残存していたインプたちは、その光に触れただけで断末魔を上げることもなく蒸発した。
鴉部隊の隊員たちは、その神々しいまでの魔力に圧倒され、影に溶け込むように撤退を開始した。
部隊長もまた、飛竜を反転させ、闇夜の彼方へと消え去った。
彼らにとって、帝国の英雄と交戦することは契約外であり、最大の禁忌だからである。
敵の気配が消えると、ゼノンは槍を引き抜き、リリスの元へと駆け寄った。
泥と血にまみれ、左腕を失った少女の姿を目にした瞬間、彼の端正な顔が苦痛に歪んだ。
「リリス……!」
彼は膝をつき、震える手で彼女の体を抱き起こした。
冷たい。
氷のように冷え切っている。
リリスは薄く目を開け、ぼんやりとした視界の中に、英雄の顔を認めた。
「……ゼノン、様……?」
掠れた声。
「ああ、おれだ。

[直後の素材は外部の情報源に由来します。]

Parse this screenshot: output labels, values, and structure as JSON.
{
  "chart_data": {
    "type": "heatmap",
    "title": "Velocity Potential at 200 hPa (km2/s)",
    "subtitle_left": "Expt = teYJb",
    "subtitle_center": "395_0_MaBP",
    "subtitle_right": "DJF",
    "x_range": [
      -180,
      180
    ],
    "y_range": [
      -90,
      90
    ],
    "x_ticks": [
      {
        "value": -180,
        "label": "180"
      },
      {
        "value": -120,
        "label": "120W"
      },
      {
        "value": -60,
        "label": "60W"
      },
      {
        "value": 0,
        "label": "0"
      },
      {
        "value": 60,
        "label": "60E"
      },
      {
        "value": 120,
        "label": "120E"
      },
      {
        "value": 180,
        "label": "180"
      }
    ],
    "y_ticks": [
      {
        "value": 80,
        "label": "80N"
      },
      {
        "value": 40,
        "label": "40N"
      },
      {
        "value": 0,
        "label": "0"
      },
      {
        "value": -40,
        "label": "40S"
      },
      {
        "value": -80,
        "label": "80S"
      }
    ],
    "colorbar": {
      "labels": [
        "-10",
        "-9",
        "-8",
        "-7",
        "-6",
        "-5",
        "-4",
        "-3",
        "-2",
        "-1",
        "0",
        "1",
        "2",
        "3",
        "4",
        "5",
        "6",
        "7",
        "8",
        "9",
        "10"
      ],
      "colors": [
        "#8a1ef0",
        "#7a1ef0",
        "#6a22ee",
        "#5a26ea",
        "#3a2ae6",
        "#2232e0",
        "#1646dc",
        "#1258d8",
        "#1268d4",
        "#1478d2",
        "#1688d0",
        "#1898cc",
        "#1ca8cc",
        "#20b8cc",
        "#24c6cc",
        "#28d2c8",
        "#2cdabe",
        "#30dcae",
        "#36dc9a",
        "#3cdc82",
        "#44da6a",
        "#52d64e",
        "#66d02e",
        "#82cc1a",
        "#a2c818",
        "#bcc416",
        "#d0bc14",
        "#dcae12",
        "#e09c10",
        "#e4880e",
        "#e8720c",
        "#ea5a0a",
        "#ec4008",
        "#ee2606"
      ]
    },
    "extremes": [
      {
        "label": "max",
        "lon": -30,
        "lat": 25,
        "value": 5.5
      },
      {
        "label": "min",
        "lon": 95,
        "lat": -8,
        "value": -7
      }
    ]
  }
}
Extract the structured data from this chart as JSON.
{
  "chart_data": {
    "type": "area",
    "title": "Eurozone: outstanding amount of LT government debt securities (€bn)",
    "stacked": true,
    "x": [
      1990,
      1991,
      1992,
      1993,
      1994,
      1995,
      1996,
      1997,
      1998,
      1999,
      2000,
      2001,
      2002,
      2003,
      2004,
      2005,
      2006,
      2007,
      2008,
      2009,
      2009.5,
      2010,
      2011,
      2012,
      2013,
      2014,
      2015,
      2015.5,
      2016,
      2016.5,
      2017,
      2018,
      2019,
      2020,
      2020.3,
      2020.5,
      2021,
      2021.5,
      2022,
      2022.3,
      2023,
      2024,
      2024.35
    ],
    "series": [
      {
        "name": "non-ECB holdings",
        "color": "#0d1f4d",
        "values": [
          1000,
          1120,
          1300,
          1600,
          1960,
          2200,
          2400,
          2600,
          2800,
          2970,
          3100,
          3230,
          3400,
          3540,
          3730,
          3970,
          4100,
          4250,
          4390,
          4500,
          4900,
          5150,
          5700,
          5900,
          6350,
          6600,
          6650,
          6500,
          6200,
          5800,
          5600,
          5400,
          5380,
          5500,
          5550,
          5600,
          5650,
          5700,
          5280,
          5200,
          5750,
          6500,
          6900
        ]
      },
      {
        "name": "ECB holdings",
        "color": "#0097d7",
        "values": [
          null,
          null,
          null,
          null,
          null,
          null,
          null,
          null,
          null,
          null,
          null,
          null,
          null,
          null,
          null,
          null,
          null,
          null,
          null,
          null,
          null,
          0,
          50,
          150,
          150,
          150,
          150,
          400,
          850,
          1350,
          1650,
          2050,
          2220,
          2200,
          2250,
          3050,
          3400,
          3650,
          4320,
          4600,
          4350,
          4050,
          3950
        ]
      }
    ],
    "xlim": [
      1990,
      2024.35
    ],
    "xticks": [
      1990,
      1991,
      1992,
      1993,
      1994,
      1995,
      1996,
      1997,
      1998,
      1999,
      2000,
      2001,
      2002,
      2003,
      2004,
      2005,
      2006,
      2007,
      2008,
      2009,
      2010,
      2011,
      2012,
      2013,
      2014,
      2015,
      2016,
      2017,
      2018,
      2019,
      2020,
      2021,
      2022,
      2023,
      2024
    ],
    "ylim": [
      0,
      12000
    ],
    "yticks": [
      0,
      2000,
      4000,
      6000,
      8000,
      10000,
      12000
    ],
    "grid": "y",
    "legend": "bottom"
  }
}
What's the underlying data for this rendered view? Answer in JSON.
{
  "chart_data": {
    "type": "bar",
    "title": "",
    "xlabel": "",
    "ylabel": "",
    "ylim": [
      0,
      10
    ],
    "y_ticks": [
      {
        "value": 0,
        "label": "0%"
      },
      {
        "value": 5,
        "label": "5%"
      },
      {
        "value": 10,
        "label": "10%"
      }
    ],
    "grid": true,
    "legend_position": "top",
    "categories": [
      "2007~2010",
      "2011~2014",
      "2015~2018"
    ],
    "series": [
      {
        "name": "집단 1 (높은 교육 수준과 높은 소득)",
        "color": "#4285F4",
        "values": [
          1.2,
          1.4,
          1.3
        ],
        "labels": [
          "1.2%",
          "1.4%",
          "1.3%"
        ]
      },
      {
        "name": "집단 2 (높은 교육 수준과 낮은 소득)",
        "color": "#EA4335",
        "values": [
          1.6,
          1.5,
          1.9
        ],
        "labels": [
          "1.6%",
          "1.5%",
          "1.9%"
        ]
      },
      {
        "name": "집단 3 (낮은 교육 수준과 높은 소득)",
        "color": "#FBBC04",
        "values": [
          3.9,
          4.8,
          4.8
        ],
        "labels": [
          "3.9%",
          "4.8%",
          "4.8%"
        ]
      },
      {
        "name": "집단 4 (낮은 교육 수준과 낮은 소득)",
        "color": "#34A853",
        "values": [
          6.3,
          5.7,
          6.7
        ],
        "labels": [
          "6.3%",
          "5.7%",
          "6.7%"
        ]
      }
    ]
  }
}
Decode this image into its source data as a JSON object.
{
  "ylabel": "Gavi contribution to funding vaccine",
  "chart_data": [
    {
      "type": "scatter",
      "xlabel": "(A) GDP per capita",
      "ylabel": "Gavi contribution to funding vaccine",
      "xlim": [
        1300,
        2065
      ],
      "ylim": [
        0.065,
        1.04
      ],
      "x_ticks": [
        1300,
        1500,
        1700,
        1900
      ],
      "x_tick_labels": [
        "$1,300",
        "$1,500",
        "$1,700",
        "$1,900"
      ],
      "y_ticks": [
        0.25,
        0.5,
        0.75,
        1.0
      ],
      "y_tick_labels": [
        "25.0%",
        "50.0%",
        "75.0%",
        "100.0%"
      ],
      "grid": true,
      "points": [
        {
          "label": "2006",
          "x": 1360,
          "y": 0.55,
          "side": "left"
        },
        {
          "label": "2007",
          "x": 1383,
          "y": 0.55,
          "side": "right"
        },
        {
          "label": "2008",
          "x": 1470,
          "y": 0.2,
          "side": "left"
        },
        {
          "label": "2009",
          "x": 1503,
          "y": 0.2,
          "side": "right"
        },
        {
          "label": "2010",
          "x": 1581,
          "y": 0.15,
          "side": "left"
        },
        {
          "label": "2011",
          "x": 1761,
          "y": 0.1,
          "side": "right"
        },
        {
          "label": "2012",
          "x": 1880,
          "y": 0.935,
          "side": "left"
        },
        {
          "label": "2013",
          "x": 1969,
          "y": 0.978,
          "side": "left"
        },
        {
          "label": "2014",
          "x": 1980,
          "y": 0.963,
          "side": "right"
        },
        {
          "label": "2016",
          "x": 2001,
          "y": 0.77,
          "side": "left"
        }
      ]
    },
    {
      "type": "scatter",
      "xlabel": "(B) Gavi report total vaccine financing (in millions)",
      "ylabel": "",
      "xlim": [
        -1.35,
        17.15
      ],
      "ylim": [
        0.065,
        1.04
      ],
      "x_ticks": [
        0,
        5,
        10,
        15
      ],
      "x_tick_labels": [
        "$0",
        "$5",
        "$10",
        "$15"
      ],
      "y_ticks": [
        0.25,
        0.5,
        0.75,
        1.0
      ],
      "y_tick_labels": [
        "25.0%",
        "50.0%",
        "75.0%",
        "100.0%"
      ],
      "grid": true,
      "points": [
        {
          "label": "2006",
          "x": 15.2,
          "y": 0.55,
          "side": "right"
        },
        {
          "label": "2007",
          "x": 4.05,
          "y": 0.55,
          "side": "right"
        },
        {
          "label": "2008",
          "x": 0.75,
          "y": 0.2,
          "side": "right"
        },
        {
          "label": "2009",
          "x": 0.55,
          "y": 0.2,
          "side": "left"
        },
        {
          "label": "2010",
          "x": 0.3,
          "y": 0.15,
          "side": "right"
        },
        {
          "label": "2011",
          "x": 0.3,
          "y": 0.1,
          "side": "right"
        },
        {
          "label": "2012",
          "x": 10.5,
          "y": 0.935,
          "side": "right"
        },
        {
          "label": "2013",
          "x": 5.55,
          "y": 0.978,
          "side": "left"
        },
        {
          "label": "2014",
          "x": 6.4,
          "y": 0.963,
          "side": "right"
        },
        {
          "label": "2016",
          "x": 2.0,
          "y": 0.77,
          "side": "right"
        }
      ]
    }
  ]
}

……遅くなって、すまない」
ゼノンは自身の白いマントを脱ぎ、リリスの無惨な傷跡を隠すように優しく包み込んだ。
そして、彼女を強く抱きしめる。
泥も血も構わずに、その温もりを伝えるために。
リリスは、その腕の中で、かつてないほどの安心感に包まれた。
道具としての恐怖も、死への絶望も、彼の体温に溶けていく。
「あったかい……」
彼女は小さく呟き、糸が切れたように意識を手放した。
ゼノンは彼女を横抱きにし、立ち上がる。
その瞳には、かつてないほどの激しい怒りと、深い悲しみが宿っていた。